# My first jurried craft show



## indychip (Aug 4, 2012)

I just got a notice that we have been selected to have a booth at one of the bigger local "jurried" craft fairs this year. We have done smaller shows in the past and done failrly well selling pens and wine stoppers. This year we have added cutting boards to our line up.

Really excited about this craft fair. I have heard great reviews from the past. Now we just have to figure out pricing for everything.
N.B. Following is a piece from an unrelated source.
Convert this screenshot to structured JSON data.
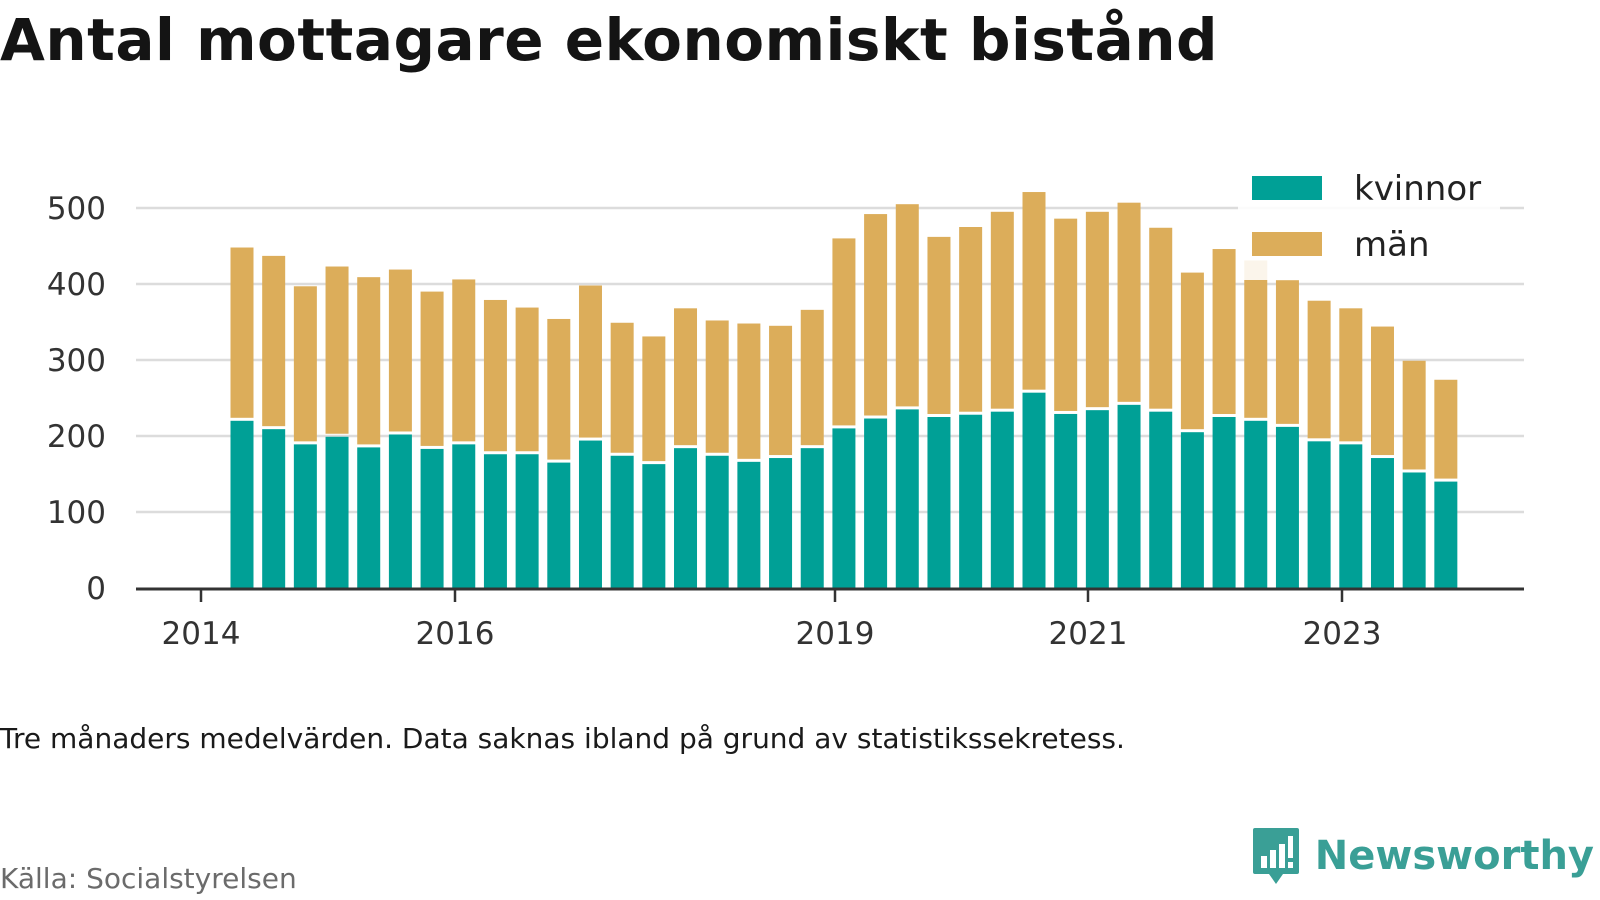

I guess I should go make some more saw dust now.


----------



## longgone (May 5, 2009)

good luck


----------



## Puzzleman (May 4, 2010)

Congratulations!! Welcome to the world of juried art & craft shows. You will find the customers have more money and will spend it at the higher end shows.

Where are you located? What show did you make it in?


----------



## BillWhite (Jul 23, 2007)

Now you're gonna have to ramp up the design efforts. That'll be good for ya.
Make us all proud.
Bill


----------



## indychip (Aug 4, 2012)

Craft show is in Fishers, Indiana. Looking forward to lots of customers, lots of sales and lots of $$$$. Hope I can make a good variety of quality items that customers will fight over


----------



## mojapitt (Dec 31, 2011)

I go to my first juried show this fall as well. Building like mad. Good luck, keep us posted.


----------



## steamfab (Jun 6, 2012)

Best of luck with the craft fair. Without a doubt, you'll do well.


----------



## WoodGoddess (Sep 27, 2012)

Good luck! My husband would love a look at your pens!


----------



## lathman (Oct 25, 2012)

did my first outdoor show this year…it was juried and they judged also…....i took first in the woods catagory! cash and a medal…..


----------



## a1Jim (Aug 9, 2008)

congrats,enjoy!


----------



## JonathanG (Jan 18, 2010)

Congratulations! Keep us posted with how this show pans out for you. Good to see fellow LJs moving up.


----------